Um Steuerbetrügern auf die Spur zu kommen, setzt Hessen Künstliche Intelligenz ein.

Komplexe technische Unterstützung beim Finanzamt Kassel II

Diese Fäden hält das Finanzamt Kassel II zusammen. Hier ist die Forschungsstelle für Künstliche Intelligenz aktiv, die in Deutschland eine Führungsposition einnimmt. Seit mittlerweile drei Jahren ist die Institution gegen Steuerkriminalität aktiv und wertete in der Zwischenzeit sogar die bekannten Panama Papers mit einem Umfang von vier Terabyte aus.

Ohne technische Hilfe wäre die Aufgabe fast nicht realisierbar gewesen.

In ausgedrucktem Zustand würden all diese Daten in insgesamt 300.000 Akten ihren Platz finden. Nach Informationen des FSKI-Leiters Andreas Bauer fielen bei der KI-Analyse der Panama Papers für das Gericht verwertbare Informationen zu etwa 1.000 Personen und ungefähr 3.000 Offshore-Unternehmen auf.

Panama Papers
Seit mittlerweile drei Jahren ist die Institution gegen Steuerkriminalität aktiv und wertete in der Zwischenzeit sogar die bekannten Panama Papers mit einem Umfang von vier Terabyte aus

Ein Zusammenspiel aus Datenverarbeitung und Künstlicher Intelligenz

In keinem anderen Land spielt die Datenverarbeitung und Künstliche Intelligenz eine solch wichtige Rolle wie in Hessen. An dem Kasseler Projekt beteiligen sich ungefähr 50 Steuerfahnder und Computerforensiker, die Algorithmen entwickeln und beruflichen Nachwuchs ausbilden.

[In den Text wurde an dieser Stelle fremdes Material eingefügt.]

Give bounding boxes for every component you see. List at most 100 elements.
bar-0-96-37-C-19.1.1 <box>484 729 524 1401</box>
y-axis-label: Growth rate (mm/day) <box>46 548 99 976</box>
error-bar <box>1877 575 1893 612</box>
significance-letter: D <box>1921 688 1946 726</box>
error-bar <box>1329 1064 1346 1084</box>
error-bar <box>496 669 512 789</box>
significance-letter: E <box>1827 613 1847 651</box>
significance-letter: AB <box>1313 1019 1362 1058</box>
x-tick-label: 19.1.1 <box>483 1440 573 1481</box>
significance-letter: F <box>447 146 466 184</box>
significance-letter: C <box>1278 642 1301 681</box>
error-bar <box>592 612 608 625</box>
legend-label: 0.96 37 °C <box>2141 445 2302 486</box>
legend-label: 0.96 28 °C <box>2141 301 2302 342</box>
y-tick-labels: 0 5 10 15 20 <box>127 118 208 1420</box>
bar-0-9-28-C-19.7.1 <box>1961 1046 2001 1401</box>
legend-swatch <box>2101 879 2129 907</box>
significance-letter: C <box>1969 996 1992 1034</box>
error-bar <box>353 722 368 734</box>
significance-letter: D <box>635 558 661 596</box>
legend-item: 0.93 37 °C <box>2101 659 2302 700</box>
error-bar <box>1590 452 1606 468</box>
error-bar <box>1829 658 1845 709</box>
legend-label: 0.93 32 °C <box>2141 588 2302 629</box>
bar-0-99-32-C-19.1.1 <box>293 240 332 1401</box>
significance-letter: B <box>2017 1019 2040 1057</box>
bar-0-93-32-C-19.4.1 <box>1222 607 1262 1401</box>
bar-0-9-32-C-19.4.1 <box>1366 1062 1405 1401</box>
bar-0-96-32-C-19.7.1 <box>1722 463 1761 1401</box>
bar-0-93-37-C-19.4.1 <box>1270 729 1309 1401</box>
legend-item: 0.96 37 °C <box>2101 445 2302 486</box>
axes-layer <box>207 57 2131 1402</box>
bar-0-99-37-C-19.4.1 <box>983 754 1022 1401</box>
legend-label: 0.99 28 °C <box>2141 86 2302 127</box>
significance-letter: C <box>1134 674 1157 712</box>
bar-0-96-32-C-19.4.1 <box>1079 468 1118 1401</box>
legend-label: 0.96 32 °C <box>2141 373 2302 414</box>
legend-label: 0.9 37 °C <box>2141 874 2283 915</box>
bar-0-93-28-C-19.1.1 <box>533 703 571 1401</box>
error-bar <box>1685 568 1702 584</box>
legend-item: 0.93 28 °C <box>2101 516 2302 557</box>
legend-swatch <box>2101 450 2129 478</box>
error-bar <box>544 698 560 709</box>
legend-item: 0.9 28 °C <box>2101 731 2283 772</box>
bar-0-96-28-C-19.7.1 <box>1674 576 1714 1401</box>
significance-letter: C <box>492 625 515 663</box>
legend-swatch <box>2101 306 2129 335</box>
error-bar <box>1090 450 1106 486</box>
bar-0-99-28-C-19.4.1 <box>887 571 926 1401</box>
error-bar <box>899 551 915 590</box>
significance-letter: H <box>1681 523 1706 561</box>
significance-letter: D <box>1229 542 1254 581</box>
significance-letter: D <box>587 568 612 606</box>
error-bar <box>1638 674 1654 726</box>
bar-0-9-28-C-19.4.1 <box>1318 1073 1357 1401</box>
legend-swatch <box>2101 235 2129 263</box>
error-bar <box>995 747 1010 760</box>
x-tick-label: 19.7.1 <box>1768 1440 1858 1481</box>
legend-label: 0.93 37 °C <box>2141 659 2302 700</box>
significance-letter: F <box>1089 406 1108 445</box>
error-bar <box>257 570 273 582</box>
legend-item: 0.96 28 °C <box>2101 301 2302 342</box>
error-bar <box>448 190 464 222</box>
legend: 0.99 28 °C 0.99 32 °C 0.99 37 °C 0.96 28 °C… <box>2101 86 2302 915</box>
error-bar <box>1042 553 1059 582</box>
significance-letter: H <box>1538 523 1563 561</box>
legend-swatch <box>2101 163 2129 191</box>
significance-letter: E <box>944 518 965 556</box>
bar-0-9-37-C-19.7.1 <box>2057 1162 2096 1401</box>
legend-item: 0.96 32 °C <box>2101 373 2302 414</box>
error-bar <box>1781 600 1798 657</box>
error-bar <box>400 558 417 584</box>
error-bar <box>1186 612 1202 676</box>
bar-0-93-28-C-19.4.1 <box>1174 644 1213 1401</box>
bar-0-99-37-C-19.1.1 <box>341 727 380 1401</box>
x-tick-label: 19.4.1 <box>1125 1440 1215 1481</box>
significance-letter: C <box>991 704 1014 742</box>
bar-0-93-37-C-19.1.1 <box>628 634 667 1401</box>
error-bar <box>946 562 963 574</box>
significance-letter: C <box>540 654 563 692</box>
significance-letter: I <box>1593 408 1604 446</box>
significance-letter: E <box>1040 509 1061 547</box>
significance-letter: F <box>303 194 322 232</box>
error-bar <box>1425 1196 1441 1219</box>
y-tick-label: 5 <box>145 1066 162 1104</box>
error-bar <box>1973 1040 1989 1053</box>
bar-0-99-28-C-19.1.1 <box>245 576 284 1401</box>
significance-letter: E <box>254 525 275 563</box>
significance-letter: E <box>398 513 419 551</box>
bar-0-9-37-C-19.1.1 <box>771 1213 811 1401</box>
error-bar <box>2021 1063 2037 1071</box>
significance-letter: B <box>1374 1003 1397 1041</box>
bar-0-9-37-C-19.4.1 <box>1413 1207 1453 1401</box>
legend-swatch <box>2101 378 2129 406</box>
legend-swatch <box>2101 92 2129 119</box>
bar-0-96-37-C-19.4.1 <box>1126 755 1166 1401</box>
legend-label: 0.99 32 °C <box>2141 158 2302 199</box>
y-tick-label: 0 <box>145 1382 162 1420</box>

Dadurch sind Steuerkriminelle einer Technologie ausgesetzt, die Analysen vornimmt und Erkenntnisse unterteilt. Rolf Bösinger als für Steuern zuständiger Staatssekretär des Bundesfinanzministeriums betrachtet Künstliche Intelligenz als „wichtiges Instrument“, um Steuergerechtigkeit umzusetzen. Seiner Meinung nach ist es „zunehmend unmöglich“, eigenen steuerlichen Verpflichtungen zu entkommen.

Ein einfacher Zugriff auf Daten

Für Experten kommt es nur wenig überraschend, dass insbesondere das Finanzamt eine digitale Aufrüstungsstrategie plant. Schließlich greifen die Steuerbehörden auf eine besonders große Datenbasis zu, die sich einfach maschinell auf bestimmte Muster durchsuchen lässt.

Bei einer Verfolgung vieler anderer Straftaten ist es wesentlich schwieriger, überhaupt an genügend Daten zu gelangen.

Damit professionelle die Künstliche Intelligenz nicht austricksen können, halten Steuerbeamte den Code laut Abgabenordnung geheim. Eine Überprüfung der Algorithmen ist staatlich bislang ebenfalls ungeregelt. In den Augen von Forschungsstellenleiter Bauer komme der Künstlichen Intelligenz hingegen nur eine unterstützende Funktion zugute. Seiner Meinung nach ist menschliche Intelligenz noch immer nicht Computer erreichbar oder ersetzbar.